Hexbear essentially predated federation iirc, then migrated to Lemmy when that became possible. Hexbear is I think roughly the 3rd oldest instance - sorting its posts by Old shows that it is 4 years old, while lemmygrad.ml is 5 years old, and lemmy.ml is 6 years old. Lemmy.ca in Canada and the Finnish sopuli are both also 4 years old, mander.xyz is 3 years old, but Lemmy.world, by far the largest instance with ~80% of all users, is only ~2 years old, being formed at the time of the Rexodus.
Read some more about it here (don't click the link there to follow further - in true hexbear trolling fashion it will simply take you to a picture showing a pig in the act of pooping, you have been warned) and especially here, e.g.:
Two of the sites listed there, Hexbear (aka. chapo.chat) and Bakchodi, do not federate. They are not part of the Fediverse, but they are using Lemmy. Hexbear is actually running their own fork of Lemmy.

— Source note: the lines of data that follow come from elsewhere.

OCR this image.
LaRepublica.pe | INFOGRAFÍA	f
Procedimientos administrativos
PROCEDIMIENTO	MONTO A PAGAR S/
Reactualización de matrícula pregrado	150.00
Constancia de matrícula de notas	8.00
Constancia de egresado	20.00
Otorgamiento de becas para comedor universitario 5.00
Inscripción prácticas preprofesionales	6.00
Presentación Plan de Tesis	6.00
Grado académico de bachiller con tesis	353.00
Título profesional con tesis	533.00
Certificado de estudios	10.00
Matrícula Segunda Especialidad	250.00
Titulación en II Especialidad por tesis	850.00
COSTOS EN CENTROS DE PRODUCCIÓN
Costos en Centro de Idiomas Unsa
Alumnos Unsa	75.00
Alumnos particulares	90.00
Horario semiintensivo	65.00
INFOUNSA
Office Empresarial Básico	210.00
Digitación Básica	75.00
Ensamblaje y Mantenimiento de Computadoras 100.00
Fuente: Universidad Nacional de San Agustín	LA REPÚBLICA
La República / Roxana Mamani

TLDR: bc they felt like it, then they didn't, now it seems like they almost do again, bc facts are nearly always stranger than fiction:-).
Since the "forums" came up several times: I'd agree. In this case you'd choose something like Discourse or Flarum. Those are non-federated forums. And they offer some nice features, Lemmy doesn't have. A lot of Free Software projects use Discourse. It's more lightweight, has proven to be robust, it offers moderation features that are tailored to the use case, better ways to organize posts, you can mark correct answers, integrate itinto other services and do 50 other things plus install plugins. It's just better and easier to do it that way. And that's why people do it.
It makes no sense. lemmy is a forum + federation. Removing the federated side, why bother with using lemmy or similar software? its like wanting a car to use to solely generate heat with the exhaust. Theres far better options for that
well I'd say since non-federated Lemmy is just a forum with a bunch of stuff for federation that you won't use, there's no point. if you want a forum, then Lemmy is the wrong answer. Lemmy is (or at least is designed to be) an open-source, federated copy of reddit, keeping the good parts while removing the corpo stuff and adding the benefits that open-source and federation bring. with only one instance, it's little more than a mediocre forum.
First link at least is wildly over-claiming the difference. The data they describe is all cached in the browser and occurs once. PieFed uses ActivityPub, so network differences are moot since the same data transfers.
there are already dozens of good stand alone forum products. there would be no need to use a purposefully federating platform where half the code is put to federation. silly.